Written in the larger context of the “Pastoral Epistles”, Paul has just concluded his major premise for his writing to Timothy “I hope to come to you soon, but I am writing these things to you so that, if I delay you may know how one ought to behave in the household of God, which is the church of the living God, a pillar and buttress of the truth.” (1Tim 3:14-15) Listed officially as an early church hymn, this contains the major themes of Jesus Christ, save His return. Though most commentators disagree as to the structure of the hymn there seems to be an agreement as to content. We will look at the structure as Fee and the NAC commentators have:

“There is agreement that the first line, “He appeared in a body,” is a reference to Jesus’ incarnation. The term “body” (literally “flesh”; sarx) is a reference to all that belongs to our human nature (except sin; cf. Rom 8:3). Paul was asserting that in Christ, God himself had appeared in a human body.
There is similar agreement about the content of lines four and five. Line 4, “preached among the nations,” refers to the proclamation of the gospel among the nations of the known world by early Christians. Line 5, “believed on in the world,” describes a response to the previous proclamation. Christians preached the gospel throughout the nations of the world, and commitment to Christ was the result.
This interpretation of the content of lines 1, 4, and 5 suggests that the hymn is a story of salvation, somewhat along the line of J. Wilbur Chapman’s gospel song “One Day.” If this is correct, then we can understand the more difficult lines by relating them to the story of salvation.” **

This is where the disagreements begin. Is line 2 speaking of the Holy Spirit or of Jesus spirit? Ya, let that sink in for a second. As I believe Scripture interprets Scripture I would just have you look at Rom 1:4 and 1 Pet 3:18 to make your decision.
Line 3 has a couple issues that my Greek skills (or lack thereof) may or may not help. The problem with this line in the original is it is 2 words ὁράω (horaō), seen in the English and ἄγγελος (angelos) or angels in the English. “Seen angels” leaves a little room for speculation as to value. The Greek thankfully gives us 2 clues as to the content. “Seen” is an aorist passive which means it is translated in the past tense and the substantive angels is receiving the action. Angels is a “dative/locative/instrumental, so since the sentence is missing a preposition it could be “was seen either ‘to, on or by’ angels”. I will let you have some verses to interpret our verses as to Jesus appearance and what He accomplished and you be the judge (1Cor15:5-8, Col 2:15, Heb 1:6 and 1 Pet 1:12)
Lines 4 and 5 express His proclamation and acceptance and line 6 describes His ascension (Acts 1:2, 11, 22).
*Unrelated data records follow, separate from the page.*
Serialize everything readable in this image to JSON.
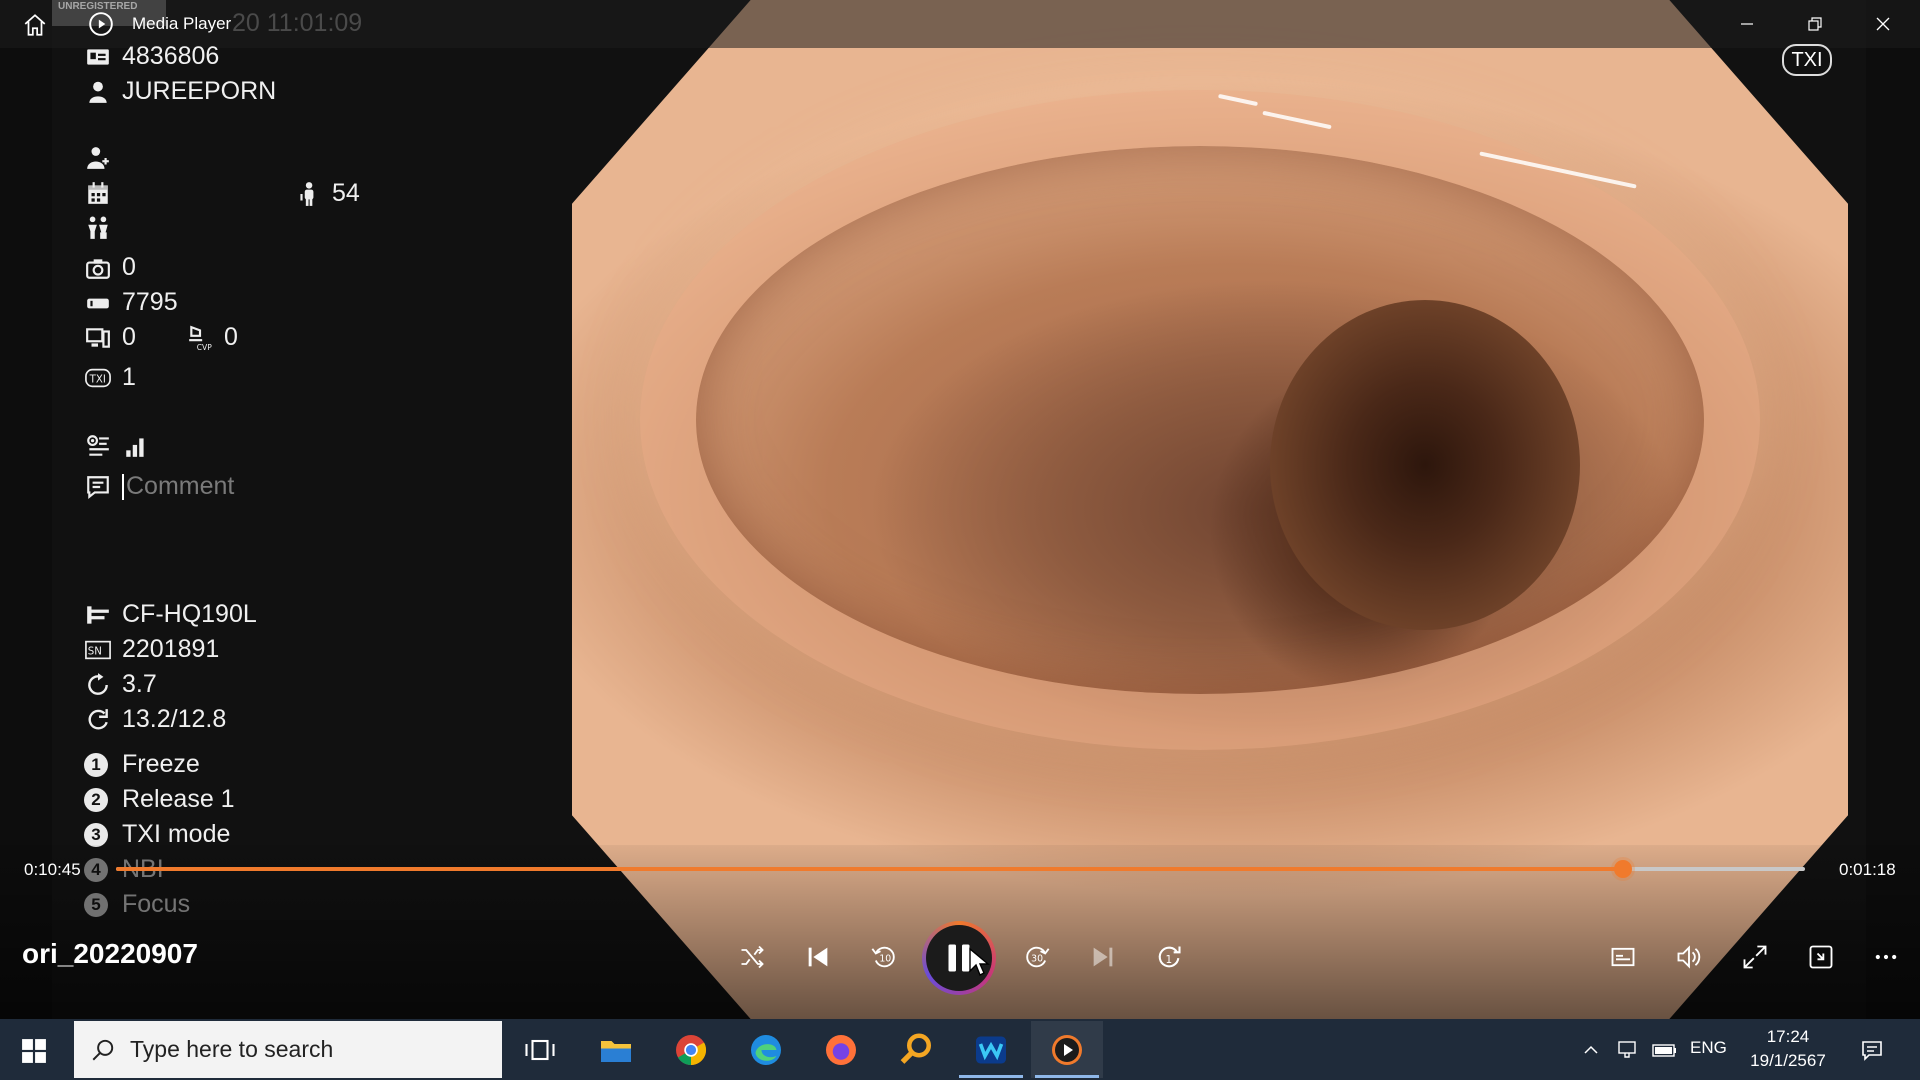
{
  "window": {
    "title": "Media Player",
    "unregistered_text": "UNREGISTERED",
    "overlay_datetime": "20 11:01:09",
    "txi_badge": "TXI"
  },
  "info_panel": {
    "patient_id": "4836806",
    "patient_name": "JUREEPORN",
    "age": "54",
    "photo_count": "0",
    "scope_counter": "7795",
    "monitor_count": "0",
    "cvp_count": "0",
    "txi_level": "1",
    "comment_placeholder": "Comment",
    "scope_model": "CF-HQ190L",
    "serial_number": "2201891",
    "value_1": "3.7",
    "value_2": "13.2/12.8",
    "menu": [
      {
        "number": "1",
        "label": "Freeze"
      },
      {
        "number": "2",
        "label": "Release 1"
      },
      {
        "number": "3",
        "label": "TXI mode"
      },
      {
        "number": "4",
        "label": "NBI"
      },
      {
        "number": "5",
        "label": "Focus"
      }
    ]
  },
  "player": {
    "file_name": "ori_20220907",
    "elapsed": "0:10:45",
    "remaining": "0:01:18",
    "progress": 0.8925,
    "accent_color": "#f07a2c"
  },
  "controls": {
    "icons": [
      "shuffle-icon",
      "previous-icon",
      "rewind-10-icon",
      "pause-icon",
      "forward-30-icon",
      "next-icon",
      "repeat-one-icon",
      "captions-icon",
      "volume-icon",
      "fullscreen-icon",
      "mini-player-icon",
      "more-icon"
    ]
  },
  "taskbar": {
    "search_placeholder": "Type here to search",
    "language": "ENG",
    "time": "17:24",
    "date": "19/1/2567",
    "background_color": "#1f2b3a"
  }
}
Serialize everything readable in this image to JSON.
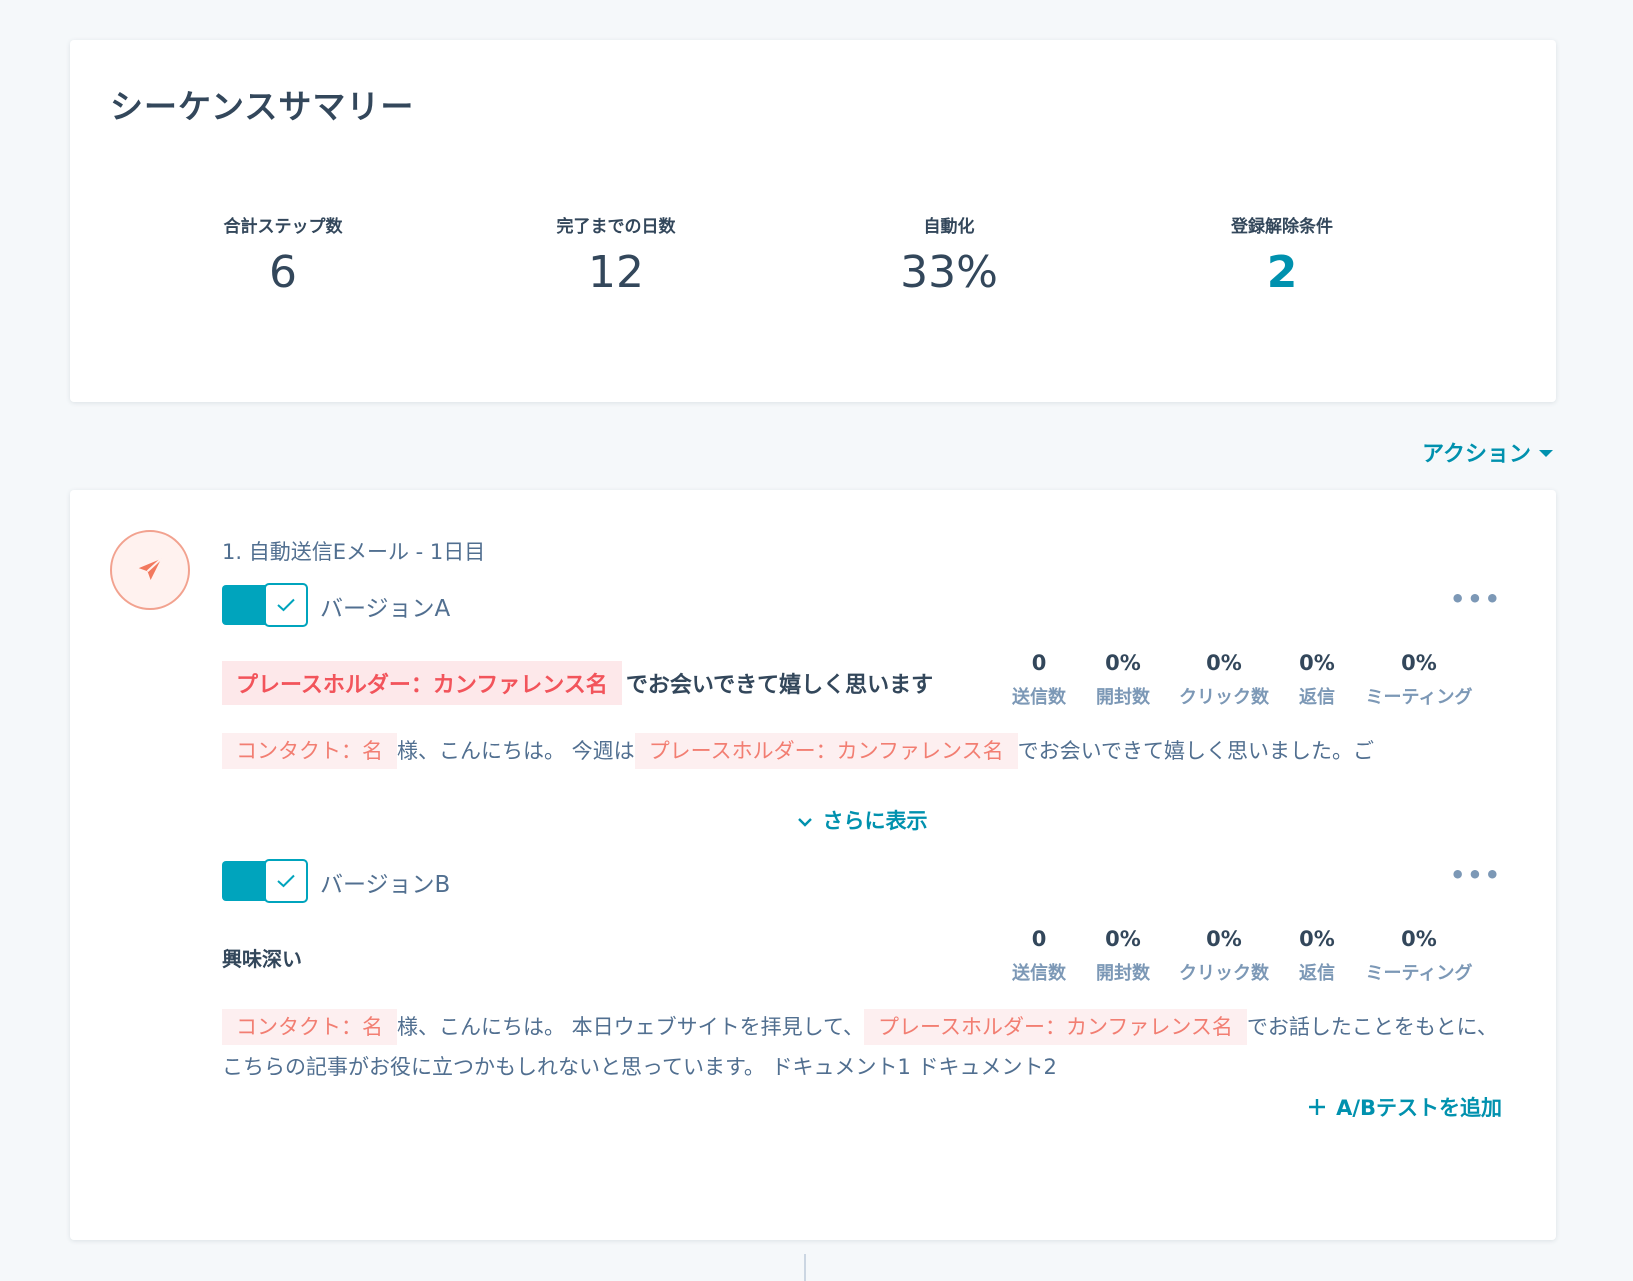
{
  "summary": {
    "title": "シーケンスサマリー",
    "stats": [
      {
        "label": "合計ステップ数",
        "value": "6"
      },
      {
        "label": "完了までの日数",
        "value": "12"
      },
      {
        "label": "自動化",
        "value": "33%"
      },
      {
        "label": "登録解除条件",
        "value": "2"
      }
    ]
  },
  "actions": {
    "label": "アクション"
  },
  "step": {
    "title": "1. 自動送信Eメール - 1日目",
    "icon": "paper-plane-icon",
    "metric_labels": [
      "送信数",
      "開封数",
      "クリック数",
      "返信",
      "ミーティング"
    ],
    "versions": [
      {
        "name": "バージョンA",
        "subject_token": "プレースホルダー：カンファレンス名",
        "subject_text": "でお会いできて嬉しく思います",
        "metrics": [
          "0",
          "0%",
          "0%",
          "0%",
          "0%"
        ],
        "body": {
          "token1": "コンタクト：名",
          "text1": "様、こんにちは。 今週は",
          "token2": "プレースホルダー：カンファレンス名",
          "text2": "でお会いできて嬉しく思いました。ご"
        }
      },
      {
        "name": "バージョンB",
        "subject_text": "興味深い",
        "metrics": [
          "0",
          "0%",
          "0%",
          "0%",
          "0%"
        ],
        "body": {
          "token1": "コンタクト：名",
          "text1": "様、こんにちは。 本日ウェブサイトを拝見して、",
          "token2": "プレースホルダー：カンファレンス名",
          "text2": "でお話したことをもとに、こちらの記事がお役に立つかもしれないと思っています。 ドキュメント1 ドキュメント2"
        }
      }
    ],
    "show_more": "さらに表示",
    "add_ab": "A/Bテストを追加"
  },
  "colors": {
    "accent": "#0091ae",
    "toggle": "#00a4bd",
    "token_text": "#f2545b",
    "token_bg": "#fde8ea"
  }
}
So to summarize this portion of Scripture we know that Paul was expressing how those in the church were to conduct themselves and to merely sing words of a hymn with no life change would be hypocritical. To quote Arnold Fruchtenbaum “Spiritual life is impossible without good doctrine, but good doctrine without spiritual life is dead.” To conduct a life pleasing to God there must be certain things to which we affirm. Jesus incarnation, resurrection and exaltation are foundational to a life lived for a God’s glory.

**Lea, T. D., & Griffin, H. P. (1992). 1, 2 Timothy, Titus (Vol. 34, p. 125). Nashville: Broadman & Holman Publishers.